The interesting thing about what we call nonprofits is that they may very well make a profit. The trick is that there are no stockholders, so they do not have to share the profit. Instead, the loot generally goes to the folks in charge.
As an interesting example, I pulled down the most recently available Form 990s from the DeLand hospital. Yes, I know, 2018 sounds so “three years ago,” but that seems to be the most recent actually available. It is certainly enlightening.
Like I said, being a not-for-profit means that you do not share the loot with pesky stockholders. It does not mean that management folks could not cost $1,113,535 or $1,936,361 or $3,404,902, or perhaps $2,093,454. In fact, it does not even mean that someone who works a half-hour per week cannot receive $257,979.
Obviously, if they had to share the money with stockholders, management might take home a bit less. But the numbers show that, when operating a not-for-profit conducting charity work, management does strangely well.
And such a charity it is. If one is below 200 percent of the federal poverty guidelines, one should qualify for charity care at the hospital. Sure, there is a lot of paperwork. Still, in theory, poor folks who are good at paperwork can have their hospital bills written off.
We presume that the target audience is also adept at finding relief applications on the web. The hospital bills make no mention of such.
I mention it because the West Volusia Hospital Authority actually pays for inpatient care when a patient is at or below 150 percent of poverty. Instead of providing charity, the hospitals receive tax money, extracted from you and me. Sometimes with kicking and screaming on my part, but eventually I give up on food so I can support all the local governments.
However, taxpayers no longer pay for the emergency room: The federal government says the hospitals are obligated to provide that. It would be patently unreasonable to soak the West Volusia taxpayers when the hospitals need to fulfill their federal obligations.

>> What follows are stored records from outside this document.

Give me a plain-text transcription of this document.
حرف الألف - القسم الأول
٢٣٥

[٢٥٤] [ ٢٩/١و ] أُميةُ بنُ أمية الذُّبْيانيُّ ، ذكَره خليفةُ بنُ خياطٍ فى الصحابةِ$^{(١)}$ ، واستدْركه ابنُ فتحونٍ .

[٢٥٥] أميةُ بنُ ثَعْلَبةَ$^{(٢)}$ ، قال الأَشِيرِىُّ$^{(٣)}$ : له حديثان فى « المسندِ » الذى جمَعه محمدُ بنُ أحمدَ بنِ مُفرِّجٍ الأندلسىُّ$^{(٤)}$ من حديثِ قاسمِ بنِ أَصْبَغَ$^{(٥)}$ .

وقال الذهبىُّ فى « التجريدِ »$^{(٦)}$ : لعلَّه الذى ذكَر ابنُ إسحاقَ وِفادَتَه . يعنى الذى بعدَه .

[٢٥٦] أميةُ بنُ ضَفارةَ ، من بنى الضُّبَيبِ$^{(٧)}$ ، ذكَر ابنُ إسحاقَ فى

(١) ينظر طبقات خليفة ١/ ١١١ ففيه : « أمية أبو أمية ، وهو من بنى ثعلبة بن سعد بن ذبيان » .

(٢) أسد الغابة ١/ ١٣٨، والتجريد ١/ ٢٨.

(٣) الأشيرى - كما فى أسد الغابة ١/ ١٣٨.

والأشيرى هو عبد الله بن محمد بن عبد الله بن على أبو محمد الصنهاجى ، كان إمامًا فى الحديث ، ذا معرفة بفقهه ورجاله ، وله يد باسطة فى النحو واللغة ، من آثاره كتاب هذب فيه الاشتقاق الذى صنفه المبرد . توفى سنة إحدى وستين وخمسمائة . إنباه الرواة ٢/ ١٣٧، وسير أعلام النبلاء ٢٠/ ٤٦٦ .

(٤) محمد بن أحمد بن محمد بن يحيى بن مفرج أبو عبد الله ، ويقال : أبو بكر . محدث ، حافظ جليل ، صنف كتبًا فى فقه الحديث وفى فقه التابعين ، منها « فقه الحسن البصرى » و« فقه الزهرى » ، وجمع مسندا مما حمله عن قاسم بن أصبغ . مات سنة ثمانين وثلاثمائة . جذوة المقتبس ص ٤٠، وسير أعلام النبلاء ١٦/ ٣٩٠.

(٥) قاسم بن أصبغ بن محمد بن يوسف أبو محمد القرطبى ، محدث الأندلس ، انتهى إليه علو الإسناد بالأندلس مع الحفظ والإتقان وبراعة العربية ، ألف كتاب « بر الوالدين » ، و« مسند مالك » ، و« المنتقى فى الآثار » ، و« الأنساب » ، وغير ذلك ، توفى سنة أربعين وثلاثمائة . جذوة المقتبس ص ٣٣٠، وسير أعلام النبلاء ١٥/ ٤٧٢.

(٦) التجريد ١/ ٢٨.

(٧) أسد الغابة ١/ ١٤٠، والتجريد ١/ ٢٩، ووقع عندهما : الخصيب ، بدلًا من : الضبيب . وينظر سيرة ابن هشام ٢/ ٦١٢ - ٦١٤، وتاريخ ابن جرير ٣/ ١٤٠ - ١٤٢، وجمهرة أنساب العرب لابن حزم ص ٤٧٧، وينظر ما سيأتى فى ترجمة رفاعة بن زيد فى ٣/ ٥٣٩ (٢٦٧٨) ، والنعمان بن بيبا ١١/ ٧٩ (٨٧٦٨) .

But, the hospitals say, if the taxpayers do not cough up some extra dough, things could get ugly.
And from reviewing the higher-up salaries reported on their 990s, I know what they are thinking — it would sure be ugly if they had to direct-bill the indigent to help with the yacht payments!
— Andrews is a DeLand-area attorney and a longtime government critic. For purposes of the column, he finds it convenient that there is so much government to criticize.